Wir haben das den Kunden anfangs nicht immer berechnet. Irgendwann hat es mit den säumigen Zahlern so überhand genommen, dass wir ein paar Änderungen eingeführt haben. Unter anderem haben wir seltener gemahnt (nur noch 2 statt 3 Mahnungen), in kürzeren Abständen gemahnt und sowohl Verzugszinsen als auch Mahngebühren berechnet. Das Ganze aber mit einem gewissen Fingerspitzengefühl. Heißt, die Mahnungen wurden alle durchgesehen, bevor sie verschickt wurden und dann durchaus auch mal ein Kunde angerufen, der sonst immer pünktlich gezahlt hat. Also es gab auch bei uns Ausnahmen.

Aber man kann einen Handelsbetrieb nicht unbedingt mit dem Finanzamt vergleichen. Das Finanzamt hat genau festgelegte Zahlungsziele, während das mit Kunden oft individuell vereinbart wird und auch mal von Rechnung zu Rechnung abweichen kann.

Ich hab das mit der Buchhalterin dazu geschrieben, weil die meisten Leute hier dann verstehen, warum ich das so "streng" beurteile.

LG
Sassi

Beitrag von enni12 - 22.09.10 - 14:22 Uhr

Das meine ich: Das FA hat kein Fingerspitzengefühl nötig und das ärgert mich! Wir haben etliche Woche auf unsere Steuernachzahlung gewartet...

Das verrückte an der Sache ist doch, dass die andere Hälfte des Geldes (die von meinem Mann, waren ja logischerweise 2 Überweisungen) überpünktlich da war und ich die Fehlbuchung ja auch beweisen könnte!

Und ich finde es schon schlimm, dass das Wort Kulanz bei solchen Behörden nicht mehr bekannt ist...

LG

Dani

Beitrag von sassi31 - 22.09.10 - 14:29 Uhr

Evtl. hilft es dann, einen freundlichen Brief aufzusetzen und um Erlass des Säumniszuschlags zu bitten.
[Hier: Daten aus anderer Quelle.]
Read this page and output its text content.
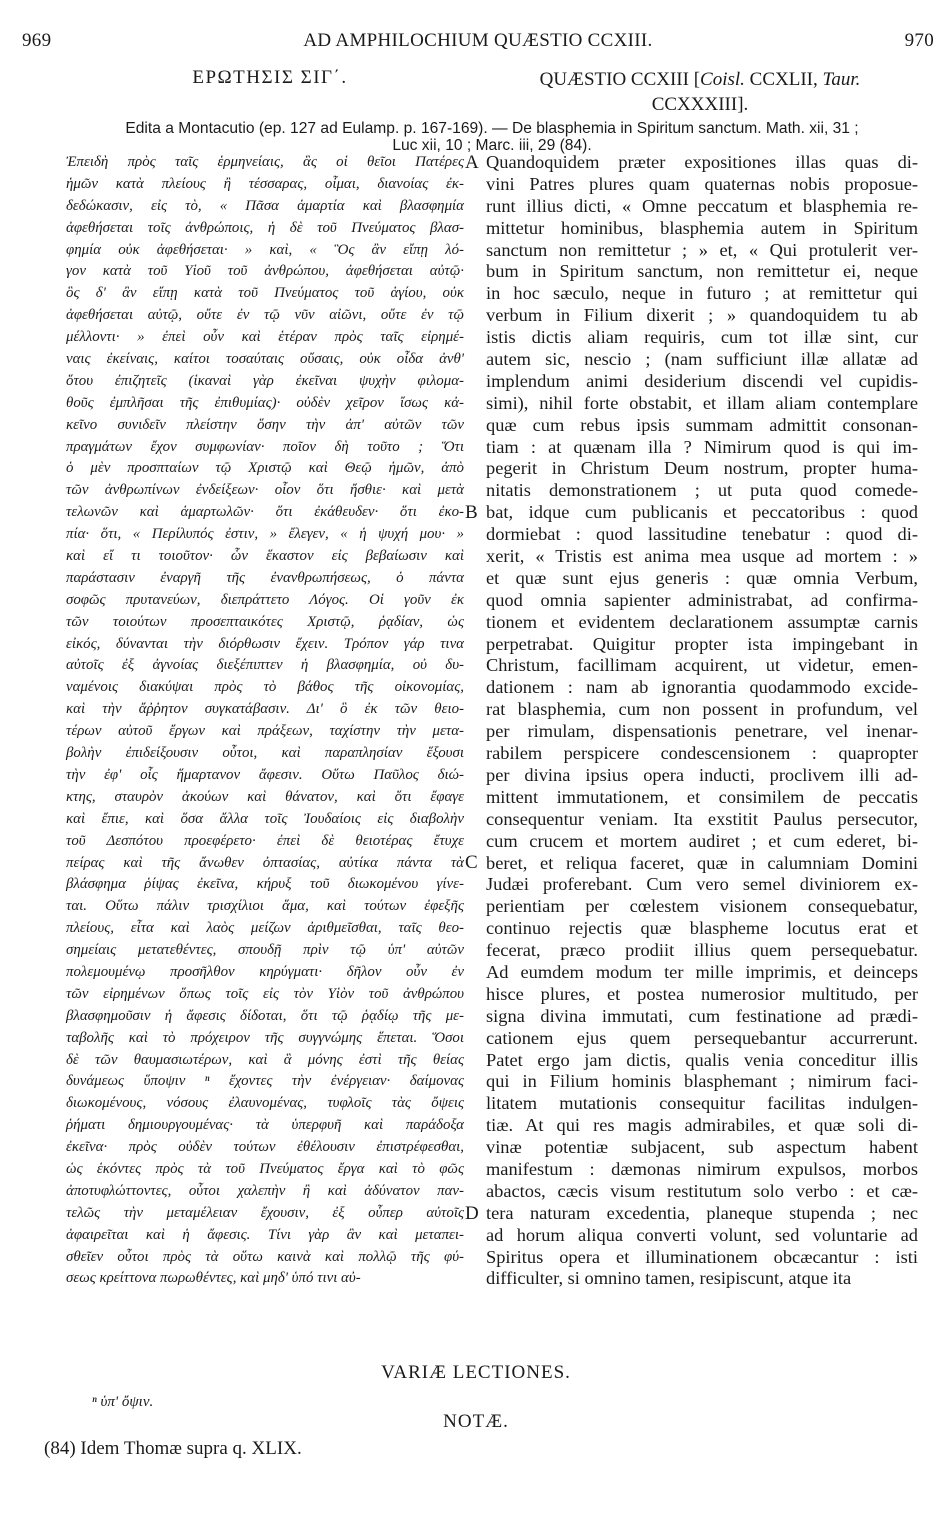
969	AD AMPHILOCHIUM QUÆSTIO CCXIII.	970
ΕΡΩΤΗΣΙΣ ΣΙΓ΄.	QUÆSTIO CCXIII [Coisl. CCXLII, Taur.
CCXXXIII].
Edita a Montacutio (ep. 127 ad Eulamp. p. 167-169). — De blasphemia in Spiritum sanctum. Math. xii, 31 ;
Luc xii, 10 ; Marc. iii, 29 (84).
Ἐπειδὴ πρὸς ταῖς ἑρμηνείαις, ἃς οἱ θεῖοι Πατέρες
ἡμῶν κατὰ πλείους ἢ τέσσαρας, οἶμαι, διανοίας ἐκ-
δεδώκασιν, εἰς τὸ, « Πᾶσα ἁμαρτία καὶ βλασφημία
ἀφεθήσεται τοῖς ἀνθρώποις, ἡ δὲ τοῦ Πνεύματος βλασ-
φημία οὐκ ἀφεθήσεται· » καὶ, « Ὃς ἂν εἴπῃ λό-
γον κατὰ τοῦ Υἱοῦ τοῦ ἀνθρώπου, ἀφεθήσεται αὐτῷ·
ὃς δ' ἂν εἴπῃ κατὰ τοῦ Πνεύματος τοῦ ἁγίου, οὐκ
ἀφεθήσεται αὐτῷ, οὔτε ἐν τῷ νῦν αἰῶνι, οὔτε ἐν τῷ
μέλλοντι· » ἐπεὶ οὖν καὶ ἑτέραν πρὸς ταῖς εἰρημέ-
ναις ἐκείναις, καίτοι τοσαύταις οὔσαις, οὐκ οἶδα ἀνθ'
ὅτου ἐπιζητεῖς (ἱκαναὶ γὰρ ἐκεῖναι ψυχὴν φιλομα-
θοῦς ἐμπλῆσαι τῆς ἐπιθυμίας)· οὐδὲν χεῖρον ἴσως κἀ-
κεῖνο συνιδεῖν πλείστην ὅσην τὴν ἀπ' αὐτῶν τῶν
πραγμάτων ἔχον συμφωνίαν· ποῖον δὴ τοῦτο ; Ὅτι
ὁ μὲν προσπταίων τῷ Χριστῷ καὶ Θεῷ ἡμῶν, ἀπὸ
τῶν ἀνθρωπίνων ἐνδείξεων· οἷον ὅτι ἤσθιε· καὶ μετὰ
τελωνῶν καὶ ἁμαρτωλῶν· ὅτι ἐκάθευδεν· ὅτι ἐκο-
πία· ὅτι, « Περίλυπός ἐστιν, » ἔλεγεν, « ἡ ψυχή μου· »
καὶ εἴ τι τοιοῦτον· ὧν ἕκαστον εἰς βεβαίωσιν καὶ
παράστασιν ἐναργῆ τῆς ἐνανθρωπήσεως, ὁ πάντα
σοφῶς πρυτανεύων, διεπράττετο Λόγος. Οἱ γοῦν ἐκ
τῶν τοιούτων προσεπταικότες Χριστῷ, ῥᾳδίαν, ὡς
εἰκός, δύνανται τὴν διόρθωσιν ἔχειν. Τρόπον γάρ τινα
αὐτοῖς ἐξ ἀγνοίας διεξέπιπτεν ἡ βλασφημία, οὐ δυ-
ναμένοις διακύψαι πρὸς τὸ βάθος τῆς οἰκονομίας,
καὶ τὴν ἄῤῥητον συγκατάβασιν. Δι' ὃ ἐκ τῶν θειο-
τέρων αὐτοῦ ἔργων καὶ πράξεων, ταχίστην τὴν μετα-
βολὴν ἐπιδείξουσιν οὗτοι, καὶ παραπλησίαν ἕξουσι
τὴν ἐφ' οἷς ἥμαρτανον ἄφεσιν. Οὕτω Παῦλος διώ-
κτης, σταυρὸν ἀκούων καὶ θάνατον, καὶ ὅτι ἔφαγε
καὶ ἔπιε, καὶ ὅσα ἄλλα τοῖς Ἰουδαίοις εἰς διαβολὴν
τοῦ Δεσπότου προεφέρετο· ἐπεὶ δὲ θειοτέρας ἔτυχε
πείρας καὶ τῆς ἄνωθεν ὀπτασίας, αὐτίκα πάντα τὰ
βλάσφημα ῥίψας ἐκεῖνα, κήρυξ τοῦ διωκομένου γίνε-
ται. Οὕτω πάλιν τρισχίλιοι ἅμα, καὶ τούτων ἐφεξῆς
πλείους, εἶτα καὶ λαὸς μείζων ἀριθμεῖσθαι, ταῖς θεο-
σημείαις μετατεθέντες, σπουδῇ πρὶν τῷ ὑπ' αὐτῶν
πολεμουμένῳ προσῆλθον κηρύγματι· δῆλον οὖν ἐν
τῶν εἰρημένων ὅπως τοῖς εἰς τὸν Υἱὸν τοῦ ἀνθρώπου
βλασφημοῦσιν ἡ ἄφεσις δίδοται, ὅτι τῷ ῥᾳδίῳ τῆς με-
ταβολῆς καὶ τὸ πρόχειρον τῆς συγγνώμης ἕπεται. Ὅσοι
δὲ τῶν θαυμασιωτέρων, καὶ ἃ μόνης ἐστὶ τῆς θείας
δυνάμεως ὕποψιν ⁿ ἔχοντες τὴν ἐνέργειαν· δαίμονας
διωκομένους, νόσους ἐλαυνομένας, τυφλοῖς τὰς ὄψεις
ῥήματι δημιουργουμένας· τὰ ὑπερφυῆ καὶ παράδοξα
ἐκεῖνα· πρὸς οὐδὲν τούτων ἐθέλουσιν ἐπιστρέφεσθαι,
ὡς ἑκόντες πρὸς τὰ τοῦ Πνεύματος ἔργα καὶ τὸ φῶς
ἀποτυφλώττοντες, οὗτοι χαλεπὴν ἢ καὶ ἀδύνατον παν-
τελῶς τὴν μεταμέλειαν ἔχουσιν, ἐξ οὗπερ αὐτοῖς
ἀφαιρεῖται καὶ ἡ ἄφεσις. Τίνι γὰρ ἂν καὶ μεταπει-
σθεῖεν οὗτοι πρὸς τὰ οὕτω καινὰ καὶ πολλῷ τῆς φύ-
σεως κρείττονα πωρωθέντες, καὶ μηδ' ὑπό τινι αὐ-
Quandoquidem præter expositiones illas quas di-
vini Patres plures quam quaternas nobis proposue-
runt illius dicti, « Omne peccatum et blasphemia re-
mittetur hominibus, blasphemia autem in Spiritum
sanctum non remittetur ; » et, « Qui protulerit ver-
bum in Spiritum sanctum, non remittetur ei, neque
in hoc sæculo, neque in futuro ; at remittetur qui
verbum in Filium dixerit ; » quandoquidem tu ab
istis dictis aliam requiris, cum tot illæ sint, cur
autem sic, nescio ; (nam sufficiunt illæ allatæ ad
implendum animi desiderium discendi vel cupidis-
simi), nihil forte obstabit, et illam aliam contemplare
quæ cum rebus ipsis summam admittit consonan-
tiam : at quænam illa ? Nimirum quod is qui im-
pegerit in Christum Deum nostrum, propter huma-
nitatis demonstrationem ; ut puta quod comede-
bat, idque cum publicanis et peccatoribus : quod
dormiebat : quod lassitudine tenebatur : quod di-
xerit, « Tristis est anima mea usque ad mortem : »
et quæ sunt ejus generis : quæ omnia Verbum,
quod omnia sapienter administrabat, ad confirma-
tionem et evidentem declarationem assumptæ carnis
perpetrabat. Quigitur propter ista impingebant in
Christum, facillimam acquirent, ut videtur, emen-
dationem : nam ab ignorantia quodammodo excide-
rat blasphemia, cum non possent in profundum, vel
per rimulam, dispensationis penetrare, vel inenar-
rabilem perspicere condescensionem : quapropter
per divina ipsius opera inducti, proclivem illi ad-
mittent immutationem, et consimilem de peccatis
consequentur veniam. Ita exstitit Paulus persecutor,
cum crucem et mortem audiret ; et cum ederet, bi-
beret, et reliqua faceret, quæ in calumniam Domini
Judæi proferebant. Cum vero semel diviniorem ex-
perientiam per cœlestem visionem consequebatur,
continuo rejectis quæ blaspheme locutus erat et
fecerat, præco prodiit illius quem persequebatur.
Ad eumdem modum ter mille imprimis, et deinceps
hisce plures, et postea numerosior multitudo, per
signa divina immutati, cum festinatione ad prædi-
cationem ejus quem persequebantur accurrerunt.
Patet ergo jam dictis, qualis venia conceditur illis
qui in Filium hominis blasphemant ; nimirum faci-
litatem mutationis consequitur facilitas indulgen-
tiæ. At qui res magis admirabiles, et quæ soli di-
vinæ potentiæ subjacent, sub aspectum habent
manifestum : dæmonas nimirum expulsos, morbos
abactos, cæcis visum restitutum solo verbo : et cæ-
tera naturam excedentia, planeque stupenda ; nec
ad horum aliqua converti volunt, sed voluntarie ad
Spiritus opera et illuminationem obcæcantur : isti
difficulter, si omnino tamen, resipiscunt, atque ita
A
B
C
D
VARIÆ LECTIONES.
ⁿ ὑπ' ὄψιν.
NOTÆ.
(84) Idem Thomæ supra q. XLIX.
Zumindest als Firma klappt das durchaus mal.

Die Finanzämter haben einfach viel zu viele Kunden, als das sie sich anschauen können, bei wem eine Ausnahme angebracht wäre.

LG
Sassi

Beitrag von fred_kotelett - 22.09.10 - 14:24 Uhr

Tja typisch Finanzamt.

Ist doch immer so, in den Jahren in denen ich im Normalfall eine Rückerstattung bekommen habe wartet man ewig auf sein Geld.
Nun musste ich dieses Jahr nachzahlen und habe die Zahlungsaufforderung mit einem Zahlungsziel von ich glaub 7 tagen bekommen.

Ich finde es auch unverschämt.

Beitrag von enni12 - 22.09.10 - 14:27 Uhr

Ja, das ärgert mich ja auch so! Wir haben voriges Jahr eine Rückerstattung bekommen und von Bescheid bis Überweisung sind etliche Wochen vergangen #aerger

Zumal die Hälfte des zu zahlenden Betrages bei uns ja pünktlich da war und ich das Versehen auch nachweisen könnte, aber das interessiert da keinen...

Beitrag von sassi31 - 22.09.10 - 14:31 Uhr

Seltsam. Wenn ich den Bescheid erhalte, gibt es auch sofort das Geld.

Hängt wohl auch wieder mal vom Finanzamt ab, wie die dort arbeiten.

Beitrag von nicki747474 - 22.09.10 - 15:33 Uhr

Hmm, das scheint wirklich überall anders zu sein. Bei uns dauert es nach dem Schreiben maximal eine Woche bis wir das Geld haben.

Ist sogar schon mal vorgekommen, das erst das Geld da war und dann kam erst der Bescheid. Ihr könnt Euch mein Gesicht vorstellen, als ich auf mein Konto gesehen habe.

Gruss nicki

Beitrag von sassi31 - 23.09.10 - 01:58 Uhr

Das hab ich auch schon mal gehabt.

LG
Sassi

Beitrag von besserwisser - 23.09.10 - 21:53 Uhr

Du kannst von Glück reden, dass die nicht gleich das Sondereinsatzkommando geschickt haben.
Wenn man dem Finanzamt Geld schuldet, ist man schlimmer dran wie ein Kinderschänder im Knast.